In this manner, Levy examines that “treating (being) Deaf as a medical condition is inappropriate since it is not a disability; that so treating it sends a message to the Deaf that they are of lesser worth; and the treatment . . . is impermissible because Deaf culture is intrinsically valuable”. Lee (2011) emphasized that the success of the Deaf President Now (DPN) protest at Gallaudet University in Washington is one of the leading occasions induced the enactment of the American with Disabilities Act (ADA) in 1990. The beginning of occasions started in 1987 when the present president Jerry Lee reported that he would leave the college. On March 1988, Deaf students at Gallaudet University requested to choose Deaf president first time in 124 years history. A number of Deaf students signed the “Deaf President Now” appeal. Despite the common requests of the protested students, the leading group of trustees reported Elizabeth Zinser (the only hearing candidate) as the new leader of Gallaudet University. The declaration provoked students and led to the immediate protest through downtown Washington. On March 1988, more than 500 students shut off the entrance to the university campus with cars.
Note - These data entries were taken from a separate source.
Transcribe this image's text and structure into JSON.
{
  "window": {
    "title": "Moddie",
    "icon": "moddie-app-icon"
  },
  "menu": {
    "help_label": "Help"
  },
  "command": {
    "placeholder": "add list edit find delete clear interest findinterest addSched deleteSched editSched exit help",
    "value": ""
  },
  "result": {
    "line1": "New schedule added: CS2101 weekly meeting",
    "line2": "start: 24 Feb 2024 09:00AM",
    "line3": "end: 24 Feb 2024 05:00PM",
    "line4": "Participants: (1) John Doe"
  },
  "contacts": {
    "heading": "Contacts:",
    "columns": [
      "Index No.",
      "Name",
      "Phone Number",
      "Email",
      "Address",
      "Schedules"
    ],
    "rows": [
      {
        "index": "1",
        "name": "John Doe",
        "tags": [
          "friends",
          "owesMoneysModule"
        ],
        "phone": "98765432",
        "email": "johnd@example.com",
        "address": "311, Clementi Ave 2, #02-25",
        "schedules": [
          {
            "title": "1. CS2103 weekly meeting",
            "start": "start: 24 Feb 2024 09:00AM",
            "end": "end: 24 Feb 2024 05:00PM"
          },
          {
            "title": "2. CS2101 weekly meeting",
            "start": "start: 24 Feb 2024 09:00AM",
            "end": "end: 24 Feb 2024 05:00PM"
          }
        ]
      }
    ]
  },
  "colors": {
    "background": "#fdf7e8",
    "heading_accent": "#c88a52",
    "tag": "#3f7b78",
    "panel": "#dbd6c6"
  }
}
The entire challenge kept going the whole week. In the end, the trustees gave up to the protestors’ requests, which included the selection of King Jordan Deaf head of the College of Arts and Sciences, as Gallaudet University’s first Deaf president.

The hypothetical worldview inside which this paper is found in the social identity theory suggesting that individuals from minority gatherings accomplish coherent social identity by endeavoring to access and enter the mainstream by individual mobility or function with other gathering individuals to achieve social change. This viewpoint is adopted by students, faculty, and alumni of Gallaudet University for its important suppositions which accommodate the usage of a mix of the two strategies to achieve certain types of identities. The possibility that individuals will see their gathering as preferred somehow over others - henceforth its capacity to justify the achievement of deaf people on the eve of DPN. For example, in characterizing the identity of Deaf people, Padden and Humphries (1988) claim that to be from hearing group means “the opposite of what we are”.

The key element of the achievement of the DPN movement was that the Deaf people could unite and build a strong collective identity as “homogeneous” because Elizabeth Zinser was hearing candidate, different from they are. On February 26, 2013, civil rights activist Julian Bond in his campus lecture at Gallaudet University raised the question: What are the components for the civil rights movement to be successful? He pointed out several conditions: a social organization with a competent leader, proponents of the movement, the means of communication, participants; the capacity to mobilize and collect resources, a useful strategy, tactics, and the willingness to challenge existing authority. The DPN movement’s participants accomplished all the things that successful social movement must do. Born said “Much the same as the members of the Montgomery Bus Boycott” they had the most important – strategy.

What we see from the Gallaudet University protest is that collective identity was a key element to organize collective action. Further, this paper will discuss tactics and strategies the DPN movement adopted to achieve social change at local, national and international level. The possibility that social movement will occur is higher in segregated subordinate groups than in non-segregated groups.